The World Health Organization (WHO) cancer agency classified talcum powder as “possibly carcinogenic” in 2006. Although several clinical studies found an evidence of increased risk of ovarian cancer, still a final association that proves that this substance may cause malignancies has not been found. In 1971, a first study published in the Journal of Obstetrics and Gynaecology discovered talc particles lodged in the ovaries of over 75% of patients affected by cancer. Another study published in 2010 even found a chance that this substance may cause endometrial cancer in women who passed menopause. Smaller trials and observational studies provided different and sometimes even contradictory results, but a larger systematic review of all the evidence found up to 2015, indicated that talcum may increase the risk of ovarian malignancies between 30 to 60 percent.
Talcum powder and ovarian cancer – mechanism of action
No final explanation has ever been provided to why talcum causes tumors in the ovaries. A theory is that talcum particles may reach the fallopian tubes and uterus by slowly migrating inside the genital tissues. This process may cause a chronic inflammation which may lead to cellular mutation and cancer proliferation. This theory has been supported by the fact that any procedure such as tubal ligation that prevents the talc particles from ascending inside the fallopian tubes reduced the cancer risk by 50 percent.
Another mechanism that has been suggested is the suppression of the anti-MUC1 antibodies. The anti-MUC1 are found in a mucus that grows inside the female genital organs and protects the ovaries from the multiplication of malignant cells. Talc suppresses the antibodies, increasing the risk of ovarian tumors as well as the aggressivity of cancerous cells.
Overview of ovarian cancer
Cancer is defined as an uncontrolled overgrowth of malignant cells. Cancerous cells may be resected surgically if they do not spread outside the ovaries (benign tumor) but if they migrate to other organs (metastasis), they may have lethal consequences. A malignant tumor is also known as a carcinoma, and can be treated with a combination of radiation, chemotherapy, surgery, and hormones. Although the symptoms are barely noticeable in the earlier phases, they became much more severe as the condition worsens. Because of this apparent lack of symptoms, ovarian cancer is often diagnosed only when it’s too late, leading to a poor prognosis and a high mortality rate.

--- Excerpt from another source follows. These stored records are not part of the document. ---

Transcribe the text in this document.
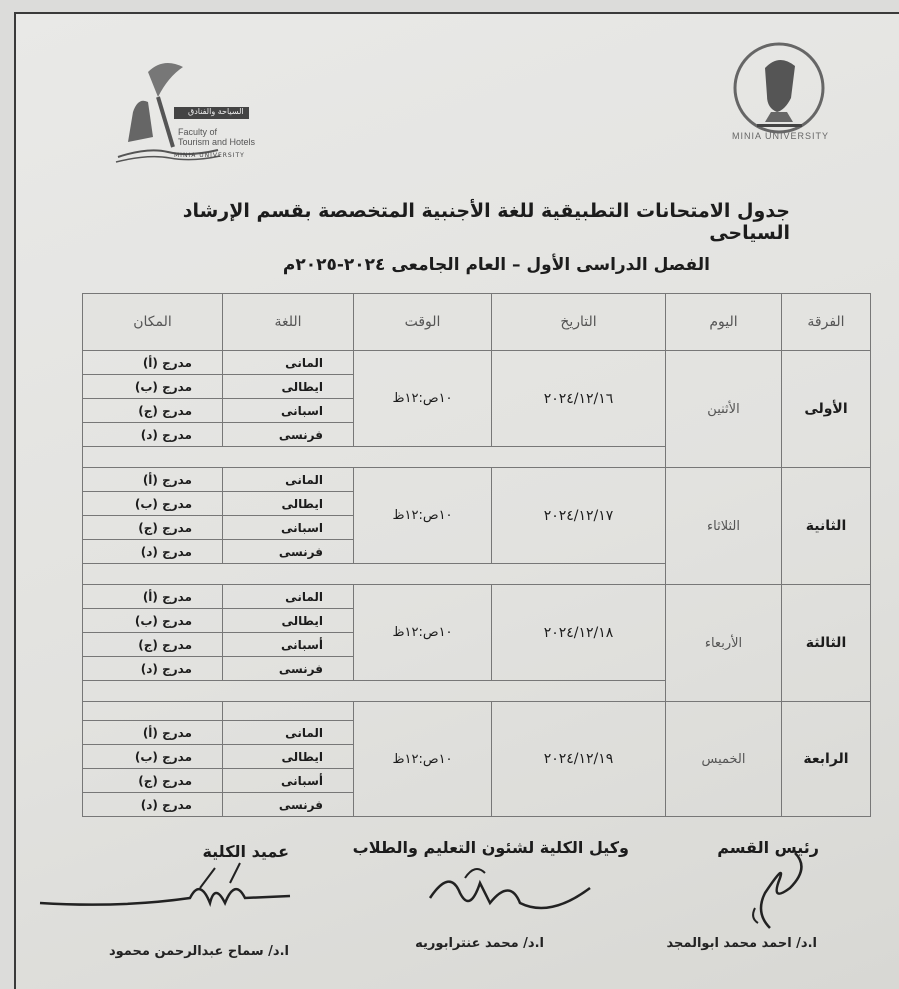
السياحة والفنادق
Faculty of
Tourism and Hotels
MINIA UNIVERSITY
MINIA UNIVERSITY
جدول الامتحانات التطبيقية للغة الأجنبية المتخصصة بقسم الإرشاد السياحى
الفصل الدراسى الأول – العام الجامعى ٢٠٢٤-٢٠٢٥م
الفرقة	اليوم	التاريخ	الوقت	اللغة	المكان
الأولى	الأثنين	٢٠٢٤/١٢/١٦	١٠ص:١٢ظ	المانى	مدرج (أ)
				ايطالى	مدرج (ب)
				اسبانى	مدرج (ج)
				فرنسى	مدرج (د)

الثانية	الثلاثاء	٢٠٢٤/١٢/١٧	١٠ص:١٢ظ	المانى	مدرج (أ)
				ايطالى	مدرج (ب)
				اسبانى	مدرج (ج)
				فرنسى	مدرج (د)

الثالثة	الأربعاء	٢٠٢٤/١٢/١٨	١٠ص:١٢ظ	المانى	مدرج (أ)
				ايطالى	مدرج (ب)
				أسبانى	مدرج (ج)
				فرنسى	مدرج (د)

الرابعة	الخميس	٢٠٢٤/١٢/١٩	١٠ص:١٢ظ		
				المانى	مدرج (أ)
				ايطالى	مدرج (ب)
				أسبانى	مدرج (ج)
				فرنسى	مدرج (د)
رئيس القسم
وكيل الكلية لشئون التعليم والطلاب
عميد الكلية
ا.د/ احمد محمد ابوالمجد
ا.د/ محمد عنترابوريه
ا.د/ سماح عبدالرحمن محمود
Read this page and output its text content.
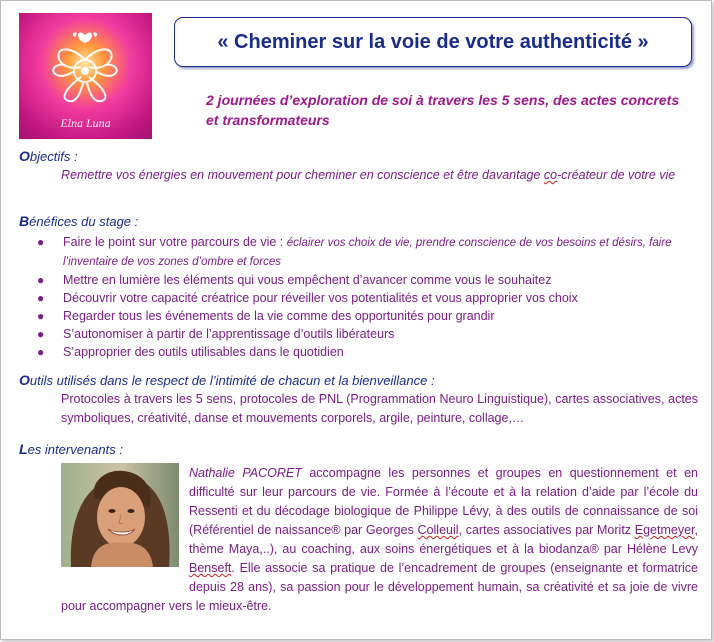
Elna Luna
« Cheminer sur la voie de votre authenticité »
2 journées d’exploration de soi à travers les 5 sens, des actes concrets et transformateurs
Objectifs :
Remettre vos énergies en mouvement pour cheminer en conscience et être davantage co-créateur de votre vie
Bénéfices du stage :
● Faire le point sur votre parcours de vie : éclairer vos choix de vie, prendre conscience de vos besoins et désirs, faire l’inventaire de vos zones d’ombre et forces
● Mettre en lumière les éléments qui vous empêchent d’avancer comme vous le souhaitez
● Découvrir votre capacité créatrice pour réveiller vos potentialités et vous approprier vos choix
● Regarder tous les événements de la vie comme des opportunités pour grandir
● S’autonomiser à partir de l’apprentissage d’outils libérateurs
● S’approprier des outils utilisables dans le quotidien
Outils utilisés dans le respect de l’intimité de chacun et la bienveillance :
Protocoles à travers les 5 sens, protocoles de PNL (Programmation Neuro Linguistique), cartes associatives, actes symboliques, créativité, danse et mouvements corporels, argile, peinture, collage,…
Les intervenants :
Nathalie PACORET accompagne les personnes et groupes en questionnement et en difficulté sur leur parcours de vie. Formée à l’écoute et à la relation d’aide par l’école du Ressenti et du décodage biologique de Philippe Lévy, à des outils de connaissance de soi (Référentiel de naissance® par Georges Colleuil, cartes associatives par Moritz Egetmeyer, thème Maya,..), au coaching, aux soins énergétiques et à la biodanza® par Hélène Levy Benseft. Elle associe sa pratique de l’encadrement de groupes (enseignante et formatrice depuis 28 ans), sa passion pour le développement humain, sa créativité et sa joie de vivre pour accompagner vers le mieux-être.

Scientific community’s final word on the talcum-related risks
To date, no real consensus has ever been reached by the scientific community on whether this substance is really a carcinogen. It’s quite hard, in fact, to provide a final assumption on such an elusive issue since no reliable, repeatable data can be found. Evidence on talcum is as impalpable as the substance itself. Its percentage varies significantly from one cosmetic product from the other, as well as the quantity used by women for feminine hygiene (i.e. its dosage). Finding its real concentration on the tissues affected is challenging, and information bias is always high since no doctors may ever file an adverse reaction report since talcum powder is not a drug nor a pharmaceutical substance. Patients’ self-reporting is all but reliable, and even the application method (by swabs, spraying, or application on the underwear) may reasonably affect the actual amount of powder that reaches the ovaries. Even a reasonable chance of risk, however, is often enough for the clinical world to assume that contact with this substance should be avoided. Although smaller studies that had to rely on this unconfirmed data did not provide a final answer to this doubt and forced the regulators to skip them due to their stricter standards, warning the general population about talcum’s alleged dangers is still recommended.